Statistics had been available since 1862 showing that regulating prostitution did not reduce infections among servicemen, but in 1864 legislation had been passed anyway. Then, five years later, it was rolled out across the whole country. Florence Nightingale was active in opposing the measures, recruiting a journalist to write up the background material she provided into newspaper articles and launching a Ladies Association for repeal of the Acts. In 1870 the Association published a detailed explanation of what was unjust and unlawful about the Acts in the Daily News:


"As far as women are concerned, they remove every guarantee of personal security which the law has established and held sacred, and put their reputation, their freedom, and their persons absolutely in the power of the police."



Canterbury Barracks


The Barracks on Northgate Street spread over nearly half a mile. Around 2000 soldiers lived there in overcrowded conditions, with poor sanitation, poor drainage and poor ventilation. Perhaps unsurprisingly, drunkenness in the city's pubs was rife. Venereal disease was a problem. The Barracks had its own Military Hospital where sufferers were treated in the 'itch ward'.

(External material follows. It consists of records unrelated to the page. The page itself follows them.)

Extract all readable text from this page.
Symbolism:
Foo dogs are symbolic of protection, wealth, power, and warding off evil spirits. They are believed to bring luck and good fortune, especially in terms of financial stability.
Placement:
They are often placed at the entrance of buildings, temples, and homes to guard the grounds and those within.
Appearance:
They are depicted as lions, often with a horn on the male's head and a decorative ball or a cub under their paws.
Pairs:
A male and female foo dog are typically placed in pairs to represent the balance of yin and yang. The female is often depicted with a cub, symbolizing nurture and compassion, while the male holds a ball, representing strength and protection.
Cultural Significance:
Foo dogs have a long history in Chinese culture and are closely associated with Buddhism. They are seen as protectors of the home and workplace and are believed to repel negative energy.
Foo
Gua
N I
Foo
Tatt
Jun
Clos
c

The streets alongside the Barracks in Northgate included Ruttington Lane, where Mrs Bradford kept a house of ill-fame in 1871. After a caution from the Relieving Officer, she promised to discontinue 'the trade she was carrying on'.


In Broad Street, nearby, women employed as servants at the Marquess of Lorne Inn used an outhouse for immoral purposes and gave the money to the landlady. Several were sent to the Lock hospital and confessed the life they had led to an agent of the Canterbury Social Purity Association.